Monday, October 16, 2006

Should we license journalists?

Indiana has over 40 licensed professions - everything from licensed doctors and nurses to licensed lawyers and hypnotists. Every year these professionals pony up money and ask permission from the state to call themselves professional whatevers.

The justification for this licensing process and its continuing education requirements is to ensure quality service to the public. In effect, when you listen to or hire a state licensed professional, the state certifies that the professional has met certain minimum standards in educational achievement, board certification and the taking of continuing education courses.

This way, the logic goes, the public is ensured that everyone who holds themselves out, for example, as a doctor or lawyer or teacher will meet minimum medical, legal and teaching standards.

If government can set a meaningful minimum standard for professional services, shouldn't we want every profession to be licensed? Midwives were added to the list a couple years ago. Roofers, lawn cutters, gutter installers and car mechanics could be next. Why are we waiting?

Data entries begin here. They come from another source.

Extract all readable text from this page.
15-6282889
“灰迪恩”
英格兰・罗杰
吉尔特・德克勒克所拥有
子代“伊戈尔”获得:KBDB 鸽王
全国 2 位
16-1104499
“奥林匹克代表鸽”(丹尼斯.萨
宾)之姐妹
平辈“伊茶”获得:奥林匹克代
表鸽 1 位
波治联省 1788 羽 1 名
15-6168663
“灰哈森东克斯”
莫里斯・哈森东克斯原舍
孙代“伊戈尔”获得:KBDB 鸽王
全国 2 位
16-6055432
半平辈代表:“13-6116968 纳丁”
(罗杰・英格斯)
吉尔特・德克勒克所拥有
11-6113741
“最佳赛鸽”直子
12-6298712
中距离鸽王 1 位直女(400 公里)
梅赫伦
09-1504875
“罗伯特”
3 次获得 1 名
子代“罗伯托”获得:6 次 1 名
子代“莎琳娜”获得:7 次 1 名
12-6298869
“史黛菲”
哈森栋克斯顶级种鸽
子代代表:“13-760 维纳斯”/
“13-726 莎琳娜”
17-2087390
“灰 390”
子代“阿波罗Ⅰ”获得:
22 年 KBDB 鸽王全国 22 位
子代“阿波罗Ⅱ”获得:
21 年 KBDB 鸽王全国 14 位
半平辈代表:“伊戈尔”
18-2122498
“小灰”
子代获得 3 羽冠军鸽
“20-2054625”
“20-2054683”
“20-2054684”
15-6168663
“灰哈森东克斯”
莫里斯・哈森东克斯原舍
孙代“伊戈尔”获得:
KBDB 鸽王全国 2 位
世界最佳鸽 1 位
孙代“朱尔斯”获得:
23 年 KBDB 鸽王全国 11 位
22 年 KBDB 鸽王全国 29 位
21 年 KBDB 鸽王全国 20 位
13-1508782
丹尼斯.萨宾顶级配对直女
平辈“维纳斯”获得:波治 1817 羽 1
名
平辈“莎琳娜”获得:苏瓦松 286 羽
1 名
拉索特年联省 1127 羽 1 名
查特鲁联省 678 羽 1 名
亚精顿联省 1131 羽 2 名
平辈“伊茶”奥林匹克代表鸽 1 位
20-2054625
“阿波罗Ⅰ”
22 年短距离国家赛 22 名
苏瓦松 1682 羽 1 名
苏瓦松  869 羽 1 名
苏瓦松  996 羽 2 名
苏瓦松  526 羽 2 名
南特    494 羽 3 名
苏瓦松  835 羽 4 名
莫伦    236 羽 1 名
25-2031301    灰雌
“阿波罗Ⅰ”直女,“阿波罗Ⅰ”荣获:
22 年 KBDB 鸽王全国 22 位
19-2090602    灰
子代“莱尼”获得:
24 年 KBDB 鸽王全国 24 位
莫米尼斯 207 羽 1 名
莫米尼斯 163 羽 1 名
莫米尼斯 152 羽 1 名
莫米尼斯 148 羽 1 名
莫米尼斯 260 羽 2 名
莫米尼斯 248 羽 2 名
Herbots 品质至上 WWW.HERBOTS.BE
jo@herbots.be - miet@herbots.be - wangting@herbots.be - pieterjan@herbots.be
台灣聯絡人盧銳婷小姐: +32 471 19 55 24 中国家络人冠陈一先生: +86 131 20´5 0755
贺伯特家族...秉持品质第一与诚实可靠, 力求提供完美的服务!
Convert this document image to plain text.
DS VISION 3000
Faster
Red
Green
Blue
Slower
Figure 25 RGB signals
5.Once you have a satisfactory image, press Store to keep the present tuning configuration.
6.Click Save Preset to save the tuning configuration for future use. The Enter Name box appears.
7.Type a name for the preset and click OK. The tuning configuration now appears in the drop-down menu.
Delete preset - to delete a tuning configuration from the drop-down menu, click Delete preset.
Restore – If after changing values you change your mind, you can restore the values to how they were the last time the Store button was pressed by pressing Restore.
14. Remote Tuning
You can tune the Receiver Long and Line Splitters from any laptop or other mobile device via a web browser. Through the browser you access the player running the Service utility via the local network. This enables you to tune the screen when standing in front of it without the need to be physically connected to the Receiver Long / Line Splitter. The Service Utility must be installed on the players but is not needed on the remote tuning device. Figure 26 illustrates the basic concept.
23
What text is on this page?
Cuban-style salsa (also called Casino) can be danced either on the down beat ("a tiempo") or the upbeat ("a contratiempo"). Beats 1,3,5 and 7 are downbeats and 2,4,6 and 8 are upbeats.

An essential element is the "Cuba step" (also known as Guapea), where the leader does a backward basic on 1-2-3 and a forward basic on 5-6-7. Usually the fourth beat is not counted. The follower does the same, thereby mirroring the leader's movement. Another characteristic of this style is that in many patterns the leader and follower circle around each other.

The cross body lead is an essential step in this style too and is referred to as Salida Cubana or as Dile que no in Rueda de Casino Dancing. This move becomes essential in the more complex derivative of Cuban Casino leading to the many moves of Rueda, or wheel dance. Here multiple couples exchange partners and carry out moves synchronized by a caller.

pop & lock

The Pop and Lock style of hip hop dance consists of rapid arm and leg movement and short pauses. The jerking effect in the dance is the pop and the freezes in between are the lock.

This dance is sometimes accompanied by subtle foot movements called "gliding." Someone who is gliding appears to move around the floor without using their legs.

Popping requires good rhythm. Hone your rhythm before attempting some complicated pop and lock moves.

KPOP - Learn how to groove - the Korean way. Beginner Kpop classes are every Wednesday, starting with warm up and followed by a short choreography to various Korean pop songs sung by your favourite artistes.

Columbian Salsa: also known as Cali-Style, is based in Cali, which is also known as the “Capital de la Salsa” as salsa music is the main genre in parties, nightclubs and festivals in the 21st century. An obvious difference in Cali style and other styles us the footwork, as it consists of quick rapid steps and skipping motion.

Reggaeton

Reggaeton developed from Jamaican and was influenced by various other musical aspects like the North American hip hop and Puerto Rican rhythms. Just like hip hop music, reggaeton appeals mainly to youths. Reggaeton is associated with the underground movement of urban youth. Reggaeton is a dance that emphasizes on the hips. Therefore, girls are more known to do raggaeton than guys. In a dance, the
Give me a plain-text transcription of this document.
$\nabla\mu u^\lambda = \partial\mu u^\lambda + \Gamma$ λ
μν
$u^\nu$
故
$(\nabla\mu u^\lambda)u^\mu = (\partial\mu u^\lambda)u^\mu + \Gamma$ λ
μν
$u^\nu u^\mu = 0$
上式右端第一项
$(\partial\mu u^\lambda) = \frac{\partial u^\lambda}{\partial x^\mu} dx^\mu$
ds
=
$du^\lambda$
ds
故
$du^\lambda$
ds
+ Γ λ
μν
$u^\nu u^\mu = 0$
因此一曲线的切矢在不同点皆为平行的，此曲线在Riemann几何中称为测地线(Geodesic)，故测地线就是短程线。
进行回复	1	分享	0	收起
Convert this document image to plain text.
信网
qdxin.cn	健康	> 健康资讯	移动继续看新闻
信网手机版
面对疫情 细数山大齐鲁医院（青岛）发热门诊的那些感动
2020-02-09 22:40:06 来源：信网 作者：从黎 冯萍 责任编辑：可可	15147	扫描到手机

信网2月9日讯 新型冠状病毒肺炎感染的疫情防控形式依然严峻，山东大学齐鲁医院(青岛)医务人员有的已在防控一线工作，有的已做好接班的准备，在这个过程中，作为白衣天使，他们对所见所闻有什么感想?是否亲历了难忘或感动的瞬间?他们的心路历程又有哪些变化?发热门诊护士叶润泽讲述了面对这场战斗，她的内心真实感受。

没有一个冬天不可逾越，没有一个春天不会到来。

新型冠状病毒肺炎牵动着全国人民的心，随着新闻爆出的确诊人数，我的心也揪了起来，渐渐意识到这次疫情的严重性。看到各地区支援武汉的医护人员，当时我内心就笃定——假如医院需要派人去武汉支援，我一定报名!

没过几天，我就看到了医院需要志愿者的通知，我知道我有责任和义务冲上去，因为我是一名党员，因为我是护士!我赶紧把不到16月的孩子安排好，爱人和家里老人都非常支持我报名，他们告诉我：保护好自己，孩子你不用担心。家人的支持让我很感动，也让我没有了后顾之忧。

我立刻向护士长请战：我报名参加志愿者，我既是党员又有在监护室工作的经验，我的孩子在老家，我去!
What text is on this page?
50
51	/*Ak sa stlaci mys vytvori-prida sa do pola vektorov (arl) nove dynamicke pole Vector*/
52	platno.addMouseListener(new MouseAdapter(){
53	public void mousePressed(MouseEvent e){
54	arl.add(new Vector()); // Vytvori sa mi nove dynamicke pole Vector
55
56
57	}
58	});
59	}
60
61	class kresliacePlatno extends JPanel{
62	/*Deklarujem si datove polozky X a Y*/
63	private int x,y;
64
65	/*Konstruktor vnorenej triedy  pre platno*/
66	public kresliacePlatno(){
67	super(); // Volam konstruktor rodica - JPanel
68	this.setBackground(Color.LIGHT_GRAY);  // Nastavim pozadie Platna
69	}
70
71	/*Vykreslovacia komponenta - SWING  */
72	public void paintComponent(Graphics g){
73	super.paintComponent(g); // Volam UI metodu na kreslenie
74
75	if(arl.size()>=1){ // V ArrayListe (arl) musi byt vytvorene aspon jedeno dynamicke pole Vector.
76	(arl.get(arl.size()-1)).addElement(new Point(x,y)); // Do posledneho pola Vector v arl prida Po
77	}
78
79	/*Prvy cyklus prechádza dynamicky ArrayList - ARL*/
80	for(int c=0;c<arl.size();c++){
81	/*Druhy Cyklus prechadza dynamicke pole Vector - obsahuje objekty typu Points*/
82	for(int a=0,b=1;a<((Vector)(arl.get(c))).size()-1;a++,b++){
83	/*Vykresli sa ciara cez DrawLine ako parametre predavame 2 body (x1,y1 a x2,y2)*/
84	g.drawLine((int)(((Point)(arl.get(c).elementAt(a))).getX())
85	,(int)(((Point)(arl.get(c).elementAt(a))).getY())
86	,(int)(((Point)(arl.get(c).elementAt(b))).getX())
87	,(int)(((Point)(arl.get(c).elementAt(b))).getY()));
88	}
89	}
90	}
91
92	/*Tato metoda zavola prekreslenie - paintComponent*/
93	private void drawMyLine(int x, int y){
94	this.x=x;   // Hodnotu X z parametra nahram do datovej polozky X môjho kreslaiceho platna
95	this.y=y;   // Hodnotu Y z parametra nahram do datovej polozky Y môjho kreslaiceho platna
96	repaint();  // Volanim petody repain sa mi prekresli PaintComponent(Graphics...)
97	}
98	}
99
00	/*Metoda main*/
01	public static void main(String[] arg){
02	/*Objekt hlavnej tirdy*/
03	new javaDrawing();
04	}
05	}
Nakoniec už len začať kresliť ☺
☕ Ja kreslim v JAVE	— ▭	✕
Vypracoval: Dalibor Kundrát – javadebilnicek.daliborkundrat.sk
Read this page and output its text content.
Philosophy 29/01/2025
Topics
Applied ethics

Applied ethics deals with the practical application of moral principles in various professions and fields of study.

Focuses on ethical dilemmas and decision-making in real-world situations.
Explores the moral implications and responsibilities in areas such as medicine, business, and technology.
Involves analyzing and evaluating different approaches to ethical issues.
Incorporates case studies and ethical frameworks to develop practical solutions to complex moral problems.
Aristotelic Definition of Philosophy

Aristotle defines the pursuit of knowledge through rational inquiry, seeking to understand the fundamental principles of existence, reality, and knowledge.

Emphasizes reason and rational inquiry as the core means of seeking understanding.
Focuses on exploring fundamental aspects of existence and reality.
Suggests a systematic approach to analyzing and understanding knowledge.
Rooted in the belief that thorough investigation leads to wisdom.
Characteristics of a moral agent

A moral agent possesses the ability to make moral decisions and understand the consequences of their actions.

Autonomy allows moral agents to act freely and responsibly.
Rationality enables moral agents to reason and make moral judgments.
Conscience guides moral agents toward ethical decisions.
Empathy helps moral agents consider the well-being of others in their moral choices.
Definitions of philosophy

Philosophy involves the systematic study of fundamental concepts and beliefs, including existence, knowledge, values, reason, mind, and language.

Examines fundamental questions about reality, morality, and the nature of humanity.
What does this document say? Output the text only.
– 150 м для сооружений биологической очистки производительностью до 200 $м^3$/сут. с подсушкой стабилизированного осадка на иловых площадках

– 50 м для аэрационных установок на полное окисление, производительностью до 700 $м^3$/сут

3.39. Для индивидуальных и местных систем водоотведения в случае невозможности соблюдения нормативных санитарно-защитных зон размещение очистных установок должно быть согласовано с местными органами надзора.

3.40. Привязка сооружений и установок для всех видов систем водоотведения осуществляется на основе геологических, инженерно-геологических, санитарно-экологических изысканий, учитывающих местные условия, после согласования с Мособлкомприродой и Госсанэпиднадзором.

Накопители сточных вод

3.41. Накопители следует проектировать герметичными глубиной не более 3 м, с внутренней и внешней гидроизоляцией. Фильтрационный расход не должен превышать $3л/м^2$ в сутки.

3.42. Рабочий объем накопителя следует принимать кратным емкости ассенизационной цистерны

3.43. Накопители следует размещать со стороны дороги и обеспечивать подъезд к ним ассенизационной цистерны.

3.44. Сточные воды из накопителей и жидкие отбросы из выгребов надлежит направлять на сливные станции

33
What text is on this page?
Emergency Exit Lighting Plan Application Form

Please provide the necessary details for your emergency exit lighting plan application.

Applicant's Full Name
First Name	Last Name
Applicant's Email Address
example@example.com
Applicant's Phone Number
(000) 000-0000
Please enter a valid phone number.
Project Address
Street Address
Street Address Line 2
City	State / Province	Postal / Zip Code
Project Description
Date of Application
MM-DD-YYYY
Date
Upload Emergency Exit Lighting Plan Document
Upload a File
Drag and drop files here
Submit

If licensing serves the public, we should be demanding that all professionals be licensed.

This includes journalists.

Otherwise, how do we ensure that what we read in newspapers, magazines and the Internet meets professional standards? The lack of standards is why Indiana University basketball coach Kelvin Sampson recently closed practices to the public, after a nasty comment he once made to a player showed up on the Internet. (see "I.U.'s Sampson closes practice, blaming 'dumb Internet'"). If journalists can't police themselves, then they need to be licensed and policed.

Plus, it can be easily argued that journalism offers society greater risks than most professions that the state licenses. Journalistic misfeasance and prejudices can affect millions of people, whereas lawyers and doctors generally only decide the fate of their clients and patients. If journalists are so important and risky to us, why don't lawmakers license them for our protection?

Journalists' standard answer is that the First Amendment to the U.S. Constitution guarantees freedom of speech and exempts them from licensing. But I can point to the Sixth Amendment that guarantees my choice of legal counsel, regardless if my counsel is certified by the state bar, but tell that to politically partial judges today who allow only state licensed attorneys, like me, to make arguments in court.

Fact is, the First Amendment is as legally flimsy as the Sixth. It just has more political clout. It would be dying just like the Sixth Amendment if it didn't have the support of most journalists, who bang its drum.

If I licensed journalists, I would require them to know and respect all the Bill of Rights to the same extent as they do the self-serving First Amendment. Journalists' lack of vigilance over growing government and our declining individual rights will likely doom our civilization. If there was ever a reason to license journalists, it is this.

But few people seriously are demanding this, and I am not one of them. There's a good reason for this: Licensing doesn't ensure or improve quality of service. A mechanic doesn't need a license to fix a car. A doctor or lawyer with a license can botch a job just as much as someone without these credentials.

Private accreditation associations and referral services, such as Angie's List in Indianapolis, offer consumers more useful information than the state's stamp of approval provides.

We have licensing not because the public demands it, but because professional associations conspired for their members to be licensed and regulated. (When I use the word "conspired," I mean criminally conspired). That way they can exclude others without their qualifications, or with different ones, from competing against them for business.

Licensing is a neat little scam. It works for the licensed professionals because economics is economics. If they can control their supply through licensing and the certification of trade schools, then they can keep their fees artificially high and protect their status in the community.

This leads to a simple maxim of licensing: If there's a shortage of doctors, teachers and nurses, you can always blame the doctors, teachers and nurses. Licensing is a state protection racket for these professionals. Car mechanics and gutter installers would seek state licensing, too, if they were better organized and more politically astute.

This isn't to say that licensed teachers and nurses and doctors aren't good. It's only to say that it's not licensing that makes teachers and nurses and doctors good. Licensing is not needed to maintain or improve their professional quality. Licensing hurts professional quality by graying standards and stifling or eliminating competition.

Licensing would play particular havoc with journalism. Just think how expensive or poorly reported news would be today if journalists were licensed and in limited supply.

The public is just as qualified to shop for professional services as it is to decide which newspaper, magazine or blog to read, without providers being state licensed. One framed certificate from the state should mean very little to a consumer compared to the other certificates of education and achievement on a professional's walls.

Only competition through the repeal of licensing ensures the best overall quality of services. We have the best quality journalism in America because journalism is not licensed and is competitive. Let's raise the bar and demand this standard from all professionals.

2 Comments:

Anonymous Anonymous said...

Thanks for exposing the licensing scam as it really is. You can read my take on the latest scam -- massage licensing at: http://home.bluemarble.net/~heartcom/fromhippocratestohypocrisy.html

2:34 PM  
Anonymous Anonymous said...

P.S. By the way, what about licensing legislators?